15th-17th century (closer to 17th), Tibet, Hevajra, gilt copper alloy with pigment and stone inlay, is or was at the Sakya monastery in Shigatse (Tibet), photo from the Huntington Archive.

Their hair is dyed with red pigment as is the case for most deities with a wrathful appearance.

Tibet, unidentified wrathful deities (3)

13th century, Tibet, unidentified, copper alloy with pigment, private collection, photo by Bonhams.

This masterpiece depicts a wrathful deity with three heads, six hands and four legs, clad in a tiger skin, adorned with snakes, a garland of skulls and a skull crown. jewellery and a thin celestial scarf, an elephant hide over his back.

He holds a skull cup and a vajra sceptre (instead of a flaying knife) in his main hands…

An arrow, a human corpse, a drum and possibly a vajra-noose in the others.

He stands on two victims, possibly Kalaratri and Bhairava.

There is a form of Yamantaka (Krishna Yamari) with three heads and six hands  who holds various attributes including a human corpse (impaled on a tree, on paintings), a noose and a vajra sceptre but he normally has two legs and one of his attributes is a sword.

15th century, Tibet, unidentified, brass, is or was at the Potala in Lhasa, published by Ulrich von Schroeder.

This rare item depicts a 17-head deity (four stacks of four heads plus one head on top, all of them with three eyes), in embrace with his consort who only has one head. It is not clear how many arms they each have. We have seen several examples of a rare form of namasangiti Manjushri with two hands held above his head, but they all have only one head, twelve hands and no consort.

17th century, Tibet, heruka, copper alloy, private collection, photo by Sotheby’s.This  wrathful meditational deity is depicted with his consort, who holds a long-life vase in her left hand. Their other attributes are now missing.

 

 

Tibet, Achala – various forms

On paintings, Achala may have white, blue or black skin. White Achala is described as having one head with three eyes, orange flaming hair, two hands and two legs. Blue Achala usually has blue hair and he may have 2 or 4 heads and 2 or 4 hands.

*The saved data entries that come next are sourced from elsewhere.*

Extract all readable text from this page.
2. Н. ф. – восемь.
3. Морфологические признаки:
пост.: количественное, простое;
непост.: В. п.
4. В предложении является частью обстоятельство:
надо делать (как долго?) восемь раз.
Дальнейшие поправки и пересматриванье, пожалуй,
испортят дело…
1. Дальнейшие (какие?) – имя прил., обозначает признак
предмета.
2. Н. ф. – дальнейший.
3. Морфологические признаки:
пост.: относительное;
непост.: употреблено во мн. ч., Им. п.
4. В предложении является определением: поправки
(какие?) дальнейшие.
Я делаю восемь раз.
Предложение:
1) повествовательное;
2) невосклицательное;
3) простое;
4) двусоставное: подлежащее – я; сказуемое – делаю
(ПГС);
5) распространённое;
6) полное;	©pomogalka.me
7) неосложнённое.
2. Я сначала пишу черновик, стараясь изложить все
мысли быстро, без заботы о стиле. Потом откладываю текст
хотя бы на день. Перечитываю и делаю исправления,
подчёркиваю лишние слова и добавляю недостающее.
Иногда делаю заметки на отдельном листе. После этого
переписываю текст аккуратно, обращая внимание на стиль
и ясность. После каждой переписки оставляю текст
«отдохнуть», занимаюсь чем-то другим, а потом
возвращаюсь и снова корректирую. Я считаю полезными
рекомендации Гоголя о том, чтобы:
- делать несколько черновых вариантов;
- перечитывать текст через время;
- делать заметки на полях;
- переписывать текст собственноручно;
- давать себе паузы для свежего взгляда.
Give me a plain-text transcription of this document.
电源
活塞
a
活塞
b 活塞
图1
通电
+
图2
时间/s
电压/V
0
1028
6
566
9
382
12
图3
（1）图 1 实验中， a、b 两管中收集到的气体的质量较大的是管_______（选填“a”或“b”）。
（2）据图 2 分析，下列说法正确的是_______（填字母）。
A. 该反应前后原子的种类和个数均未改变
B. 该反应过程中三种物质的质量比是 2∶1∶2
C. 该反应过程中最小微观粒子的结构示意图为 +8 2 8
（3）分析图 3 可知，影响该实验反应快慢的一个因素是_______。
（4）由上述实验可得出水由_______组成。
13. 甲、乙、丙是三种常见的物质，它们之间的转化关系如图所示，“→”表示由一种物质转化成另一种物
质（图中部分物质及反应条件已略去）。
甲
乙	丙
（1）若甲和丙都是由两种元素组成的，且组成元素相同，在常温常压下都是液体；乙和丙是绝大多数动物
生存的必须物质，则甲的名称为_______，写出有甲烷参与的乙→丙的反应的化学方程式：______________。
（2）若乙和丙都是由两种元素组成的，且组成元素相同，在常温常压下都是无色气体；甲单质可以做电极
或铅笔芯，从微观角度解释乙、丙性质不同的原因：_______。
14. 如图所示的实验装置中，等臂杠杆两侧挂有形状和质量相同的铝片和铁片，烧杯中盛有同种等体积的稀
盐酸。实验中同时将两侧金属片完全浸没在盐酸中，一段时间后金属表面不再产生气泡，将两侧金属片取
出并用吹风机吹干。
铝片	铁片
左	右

13th-14th century, Tibet, Achala, bronze (copper alloy), private collection, photo from the Huntington Archive on http://www.huntingtonarchive.org.

In sculpture, it is not always possible to distinguish between the 2-head and 2-hand form of Achala and the white form, although generally speaking the former is depicted with his mouth closed, the upper fangs biting the lower lip.

16th c. cir?, Tibet, Achala, blue, gilt c.a.+stones, Densatil style, private on HAR

Undated, Tibet, Blue Achala, gilt copper alloy and stone inlay, private collection, published on Himalayan Art Resources.

They both brandish a flaming sword with the right hand and a have noose or lasso wound around the forefinger of the left hand.

Same as before, copper alloy, same as before.and both forms may be standing on Ganapati, or half kneeling on the lotus base, but only Blue Achala may have a human form as on the two items above. This Pala revival work depicts him with a knee-length lower garment held in place with a belt. The previous ones wears the usual tiger skin dhoti.

14th century, Tibet, Achala, copper alloy with stone and silver inlay, private collection, photo by Christie’s.

This is a rare example of Blue Achala with one head and four arms, standing on Ganapati (who holds a pot), an effigy of Akshobhya in front of  his flaming hair bunch, adorned with snakes, holding what looks like an arrow in his lower right hand. His eyes and urna are inlaid with silver, his crown and earrings with gemstones (most of them missing).

Circa 15th century, Tibet, Achala, private collection, photo by Arts of Asia.

The gaping mouth and orange flaming hair correspond to the white form of this meditational deity.

Circa 14th century, Tibet, Black Achala, bronze, cold gold and pigment, private collection, photo by Christie’s.

This is Black Achala, with three heads, four legs, six hands..

 … in which he holds a sword and a lotus (upper hands), a vajra sceptre and a wheel of dharma, a skull cup and a flaying knife (main hands).

He wears the usual tiger skin dhoti and is adorned with snakes and a garland of fifty severed heads.